Wohlfeil jedenfalls wünscht sich, dass die Ärzte Wirkstoffverordnungen ausstellen und dann die Apothekerschaft frei wählen kann, »in Abhängigkeit der Verfügbarkeit, ob ein Fertigarzneimittel ausgegeben oder eine Rezeptur hergestellt wird«, so Wohlfeil. »Das wäre der Idealfall und das müssen natürlich die Kassen akzeptieren. Generell wird die Flexibilität der Versorgung ein sehr großes Thema in Zukunft sein. Heute reden wir über Fiebersäfte, morgen dann über Antibiotika.«

Aussetzung der Festbeträge für drei Monate

Eine weitere Maßnahme von Bundesgesundheitsminister Lauterbach zur Entschärfung der angespannten Lage bei Kindermedikamenten wie Fiebersaft und Zäpfchen war es, die Festbeträge für bestimmte Medikamente mit den Wirkstoffen Ibuprofen und Paracetamol sowie für Antibiotika ab dem 1. Februar 2023 für drei Monate auszusetzen. Laut Thomas Preis werde dies keine wesentlichen Auswirkungen bei der Beseitigung der Engpässe haben. »Die Hersteller können nicht von jetzt auf gleich neue Produktionschargen produzieren. Der Vorlauf bei der pharmazeutischen Industrie ist nach unserer Kenntnis mindestens 9, eher 12 Monate. Deshalb wird eine Auswirkung wahrscheinlich erst zur nächsten Wintersaison zu erwarten sein«, sagte er. Preis mahnte aber, wenn in drei Monaten die Aussetzung der Festbeträge dann auslaufe, könnten die Preise wieder sinken und die Apotheker würden auf den Lagerwertverlusten sitzen bleiben.

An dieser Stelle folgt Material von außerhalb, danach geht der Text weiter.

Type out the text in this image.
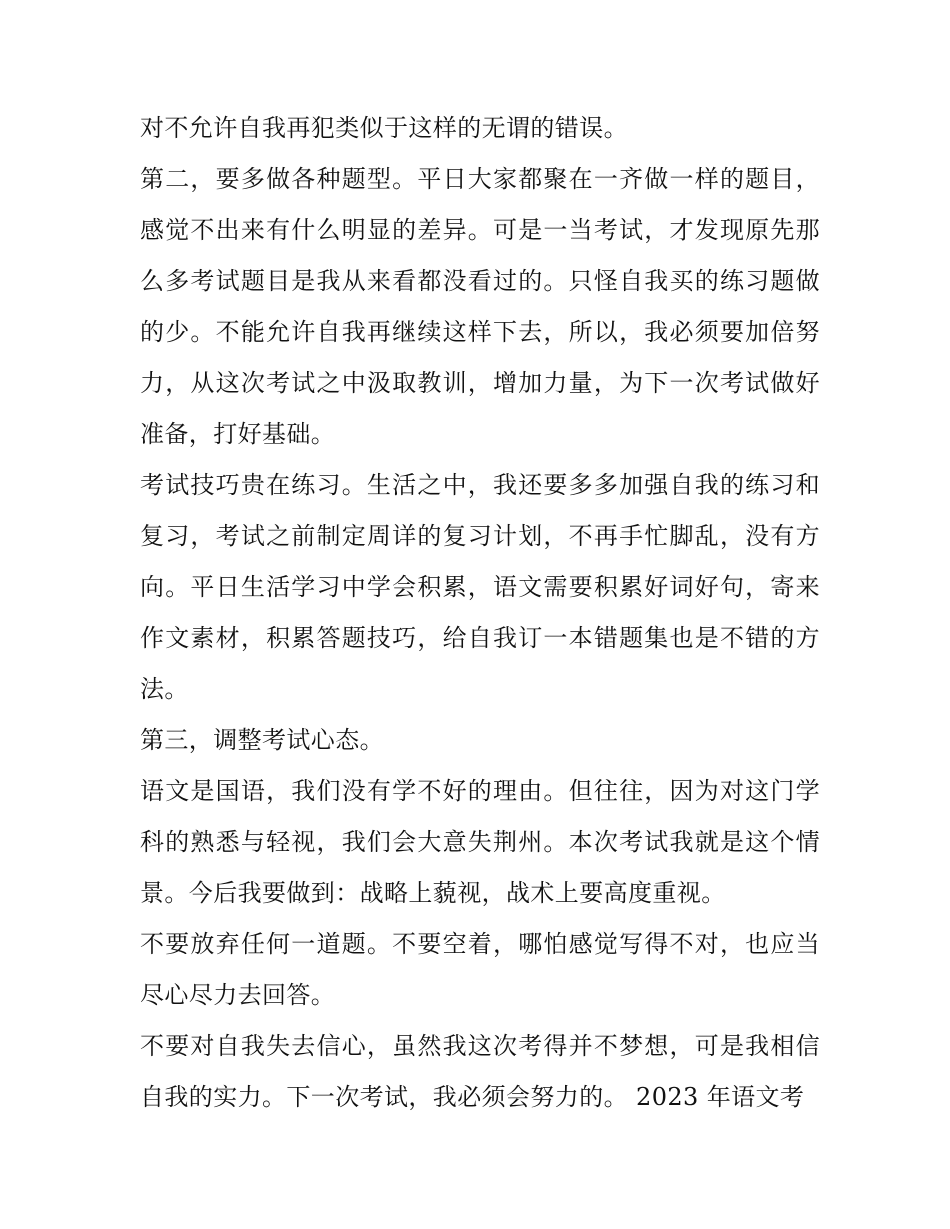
对不允许自我再犯类似于这样的无谓的错误。

第二，要多做各种题型。平日大家都聚在一齐做一样的题目，感觉不出来有什么明显的差异。可是一当考试，才发现原先那么多考试题目是我从来看都没看过的。只怪自我买的练习题做的少。不能允许自我再继续这样下去，所以，我必须要加倍努力，从这次考试之中汲取教训，增加力量，为下一次考试做好准备，打好基础。

考试技巧贵在练习。生活之中，我还要多多加强自我的练习和复习，考试之前制定周详的复习计划，不再手忙脚乱，没有方向。平日生活学习中学会积累，语文需要积累好词好句，寄来作文素材，积累答题技巧，给自我订一本错题集也是不错的方法。

第三，调整考试心态。

语文是国语，我们没有学不好的理由。但往往，因为对这门学科的熟悉与轻视，我们会大意失荆州。本次考试我就是这个情景。今后我要做到：战略上藐视，战术上要高度重视。

不要放弃任何一道题。不要空着，哪怕感觉写得不对，也应当尽心尽力去回答。

不要对自我失去信心，虽然我这次考得并不梦想，可是我相信自我的实力。下一次考试，我必须会努力的。 2023 年语文考
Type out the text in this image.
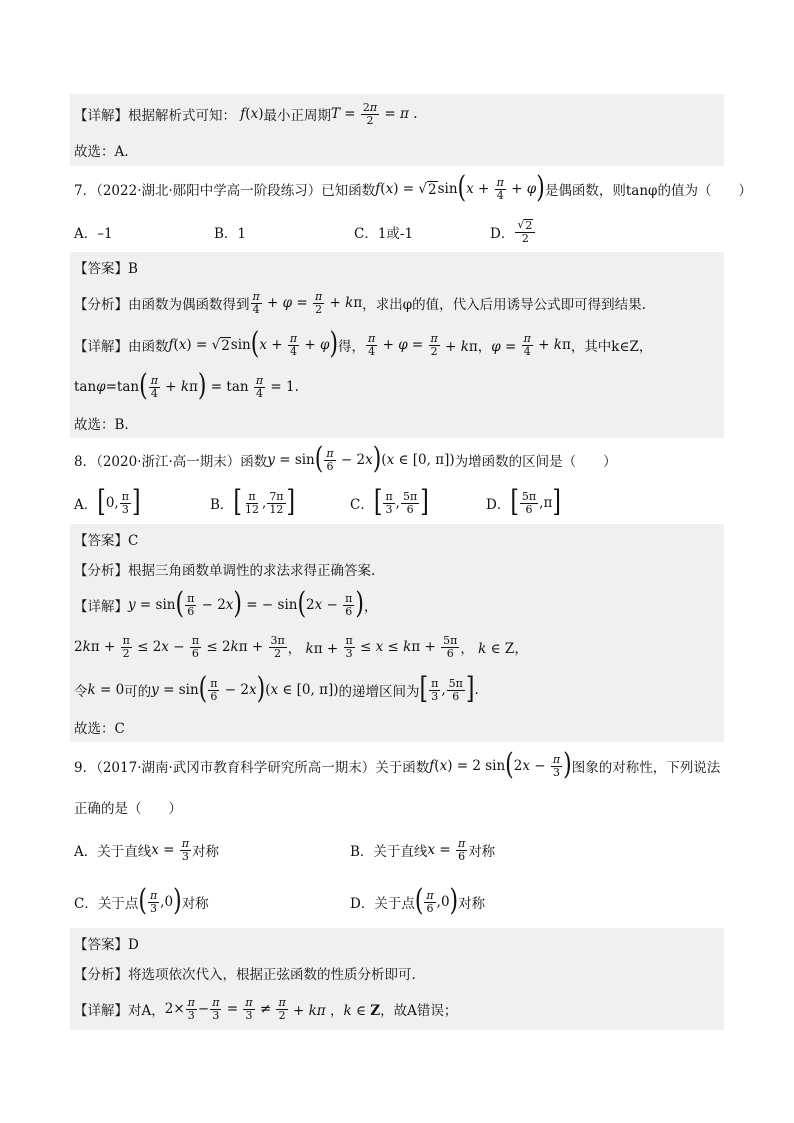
【详解】根据解析式可知： f ( x ) 最小正周期 $T = \frac{2\pi}{2} = \pi$ .
故选：A.
7．（2022·湖北·郧阳中学高一阶段练习）已知函数 f ( x ) = √ 2 sin ( $x + \frac{\pi}{4} + \varphi$ ) 是偶函数，则tanφ的值为（　　）
A．–1	B．1	C．1或-1	D． $\frac{√ 2}{2}$
【答案】B
【分析】由函数为偶函数得到 $\frac{\pi}{4} + \varphi = \frac{\pi}{2} + k\pi$ ，求出φ的值，代入后用诱导公式即可得到结果.
【详解】由函数 f ( x ) = √ 2 sin ( $x + \frac{\pi}{4} + \varphi$ ) 得， $\frac{\pi}{4} + \varphi = \frac{\pi}{2} + k\pi$，$\varphi = \frac{\pi}{4} + k\pi$ ，其中k∈Z，
tanφ=tan ( $\frac{\pi}{4} + k\pi$ ) = $\tan \frac{\pi}{4} = 1$.
故选：B.
8．（2020·浙江·高一期末）函数 y = sin ( $\frac{\pi}{6} - 2x$ ) (x ∈ [0, π]) 为增函数的区间是（　　）
A． [ 0, $\frac{\pi}{3}$ ]	B． [ $\frac{\pi}{12}$ , $\frac{7\pi}{12}$ ]	C． [ $\frac{\pi}{3}$ , $\frac{5\pi}{6}$ ]	D． [ $\frac{5\pi}{6} ,\pi$ ]
【答案】C
【分析】根据三角函数单调性的求法求得正确答案.
【详解】 y = sin ( $\frac{\pi}{6} - 2x$ ) = − sin ( $2x - \frac{\pi}{6}$ ) ，
$2k\pi + \frac{\pi}{2} \le 2x - \frac{\pi}{6} \le 2k\pi + \frac{3\pi}{2}$ ， $k\pi + \frac{\pi}{3} \le x \le k\pi + \frac{5\pi}{6}$ ， k ∈ Z，
令 k = 0 可的 y = sin ( $\frac{\pi}{6} - 2x$ ) (x ∈ [0, π]) 的递增区间为 [ $\frac{\pi}{3}$ , $\frac{5\pi}{6}$ ] .
故选：C
9．（2017·湖南·武冈市教育科学研究所高一期末）关于函数 f (x) = 2 sin ( $2x - \frac{\pi}{3}$ ) 图象的对称性，下列说法
正确的是（　　）
A．关于直线 $x = \frac{\pi}{3}$ 对称	B．关于直线 $x = \frac{\pi}{6}$ 对称
C．关于点 ( $\frac{\pi}{3} ,0$ ) 对称	D．关于点 ( $\frac{\pi}{6} ,0$ ) 对称
【答案】D
【分析】将选项依次代入，根据正弦函数的性质分析即可.
【详解】对A， $2\times \frac{\pi}{3} - \frac{\pi}{3} = \frac{\pi}{3} \ne \frac{\pi}{2} + k\pi$ ，k ∈ Z ，故A错误；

Laut Carsten Wohlfeil können die über Jahre hinweg vorgenommenen Einsparungen nicht innerhalb von drei Monaten, indem die Festbeträge gestrichen werden, geheilt werden. »Es wird sich eine Entspannung zeigen, weil wahrscheinlich die Erkältungswelle zu Ende geht, das hat aber dann meiner Meinung nach nichts mit den Festbeträgen zu tun«, sagte er. Auch eine Sprecherin des Apothekerverbands Westfalen-Lippe erklärte, dass sich die Apotheken von der temporären Streichung der Festbeträge wenig versprechen. »Aufgrund einer zeitlich befristeten Streichung der Festbeträge wird die Industrie nicht mehr produzieren können. Möglicherweise wird es attraktiver, mehr Fiebersäfte nach Deutschland  zu liefern? In jedem Fall besteht dieser Anreiz nur vorübergehend und wird erst dann wirksam, wenn die Erkältungssaison schon fast wieder vorbei ist«, so die Sprecherin weiter. 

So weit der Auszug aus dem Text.